Generate synthetic dataset files (JSON Lines)
Analyze autism data and generate detailed reports
Launch Argilla for data labeling and annotation
Check your progress in a Deep RL course
Compare classifier performance on datasets
Create detailed data reports
Finance chatbot using vectara-agentic
Mapping Nieman Lab's 2025 Journalism Predictions
World warming land sites
Search for tagged characters in Animagine datasets
Analyze Shark Tank India episodes
This is AI app that help to chat with your CSV & Excel.
Profile a dataset and publish the report on Hugging Face
Fake Data Generator (JSONL) is a tool designed to generate synthetic dataset files in JSON Lines (JSONL) format. It allows users to create realistic, mock data for various applications, making it ideal for testing, development, and data visualization purposes. The tool is category under Data Visualization, providing a seamless way to produce structured data that mimics real-world information.

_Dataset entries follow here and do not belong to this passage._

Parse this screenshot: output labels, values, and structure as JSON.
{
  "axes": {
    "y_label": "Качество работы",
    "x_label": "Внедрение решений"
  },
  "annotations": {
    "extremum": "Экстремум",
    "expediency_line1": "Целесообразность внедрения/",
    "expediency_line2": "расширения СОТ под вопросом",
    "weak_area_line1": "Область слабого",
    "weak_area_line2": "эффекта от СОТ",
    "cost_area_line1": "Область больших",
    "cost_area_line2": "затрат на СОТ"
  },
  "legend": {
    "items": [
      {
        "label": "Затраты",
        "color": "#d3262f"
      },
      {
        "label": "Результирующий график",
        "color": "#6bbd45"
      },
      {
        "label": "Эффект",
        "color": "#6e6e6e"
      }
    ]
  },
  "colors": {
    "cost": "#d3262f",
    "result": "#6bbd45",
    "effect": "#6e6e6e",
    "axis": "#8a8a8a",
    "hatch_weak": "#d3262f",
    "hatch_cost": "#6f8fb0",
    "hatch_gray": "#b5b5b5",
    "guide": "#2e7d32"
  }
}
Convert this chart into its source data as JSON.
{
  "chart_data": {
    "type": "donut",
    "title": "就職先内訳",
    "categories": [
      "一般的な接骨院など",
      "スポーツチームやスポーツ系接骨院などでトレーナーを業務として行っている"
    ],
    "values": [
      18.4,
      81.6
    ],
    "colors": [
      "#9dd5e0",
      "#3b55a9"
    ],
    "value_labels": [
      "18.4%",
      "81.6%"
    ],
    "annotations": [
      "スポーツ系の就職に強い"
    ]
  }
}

• Customizable Data Generation: Create synthetic data tailored to specific needs with user-defined schemas.
• Multiple Data Formats: Generate data in JSON Lines (JSONL) format for easy integration into various systems.
• Realistic Mock Data: Produce highly realistic data, including names, addresses, dates, and more.
• Scalable Output: Generate datasets of varying sizes, from small samples to large-scale datasets.
• Localized Data: Create data in multiple languages and regional formats to simulate global datasets.
• Easy Export: Directly download generated datasets for immediate use in projects or applications.
What is JSON Lines (JSONL) format?
JSONL is a format where each line is a valid JSON object, making it easy to parse and process large datasets line by line.
Can I customize the fields in the generated data?
Yes, you can fully customize the schema to include specific fields and data types tailored to your needs.
Is the generated data realistic enough for testing purposes?
Absolutely! The tool generates highly realistic mock data, simulating real-world information such as names, addresses, and dates.